岡山に戻ったら、驚いたことに療養所のみんなが暖かく迎えてくれた。
それまでのギクシャクした空気は嘘のようにみんなが両手を広げて迎えてくれた。
ぼくはその時に悟ったね『失敗というのは悪いことばかりではない』ということを。
素性の知れぬよそ者は、拘置所がえりで俄然、人気者に変じたというわけだ。
それから、官舎のぼくの部屋は一日中珈琲が香る独身者のたまり場になった。
広島での繁華街の喧噪は嘘のようであった。夜には瀬戸内のおだやかなせせらぎ、
行き交うポンポン蒸気船。
職員旅行、ピクニック、クリスマスには子供達にお芝居をしてみせたり、ぼくは若者
らしく活躍した。
愉快な若きドクター生活は親父が子供達を連れて転がり込んで来て、終止符を打た
ねばならぬ羽目に落ち入った。
薄給生活はただちに緊迫してきた。生活が立ち行かないのである。
更に、ここでの生活は医者としての経歴には入らないということを知るに至った。
このタイミングで幾多の経緯を経たのちに恩師の中村勉先生からのお声掛かりを頂い
たというわけだ。
岡山長島療養所で知り合った連中とはそれから、今日に至る迄ずうと付き合っている。
みな退職して悠々自適のくらしをしてはいるが、近年「ライ病患者さん方が隔離されて人権蹂躙されたと訴訟を
おこしている」と暗い顏で語ってくれた。
「我々職員は一生懸命に働いたし、彼等は隔離されたことを訴えているが、あの時代では家族とはくらせなかった。

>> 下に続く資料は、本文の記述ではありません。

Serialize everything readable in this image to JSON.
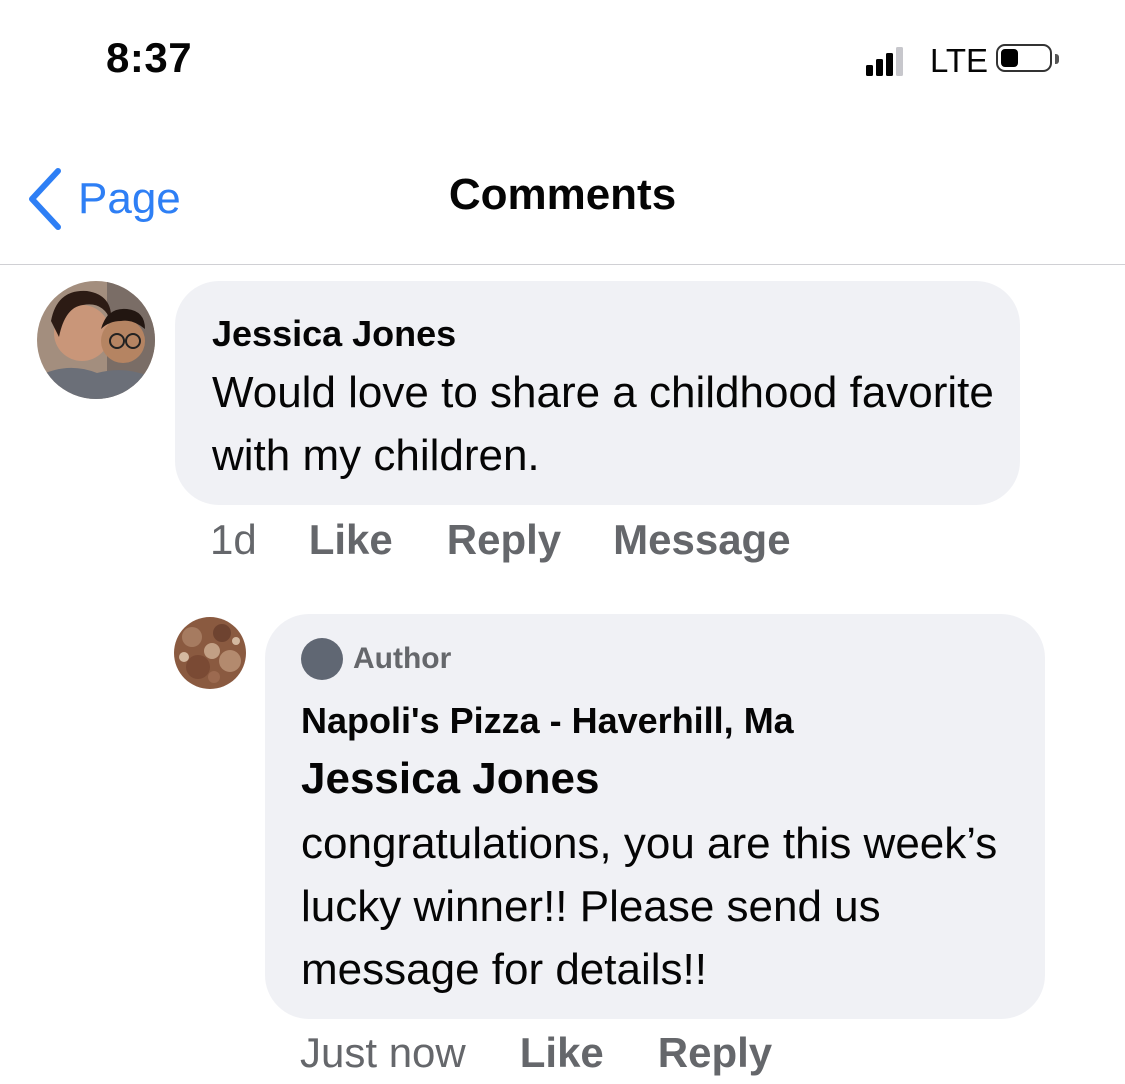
{
  "status_bar": {
    "time": "8:37",
    "network": "LTE",
    "signal_bars": 3,
    "battery_level": 0.3
  },
  "nav": {
    "back_label": "Page",
    "title": "Comments",
    "accent": "#2e7ff5"
  },
  "comments": [
    {
      "author": "Jessica Jones",
      "text": "Would love to share a childhood favorite with my children.",
      "time": "1d",
      "actions": {
        "like": "Like",
        "reply": "Reply",
        "message": "Message"
      }
    }
  ],
  "reply": {
    "badge": "Author",
    "author": "Napoli's Pizza - Haverhill, Ma",
    "mention": "Jessica Jones",
    "text": "congratulations, you are this week’s lucky winner!! Please send us message for details!!",
    "time": "Just now",
    "actions": {
      "like": "Like",
      "reply": "Reply"
    }
  }
}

国に引き受けてもらったというのが実情だったのに」と患者さん達の世話をする仕事に従事した彼等は哀しい。
短い期間とはいえ、仕事を共にしたぼくは同情を禁じ得ない。
経済的事情で早々に引き揚げたぼくとしては、職員である食堂関係の若者達のために『こんにゃく大量切断器』を
発明したことのほうがこころに残る。すみません。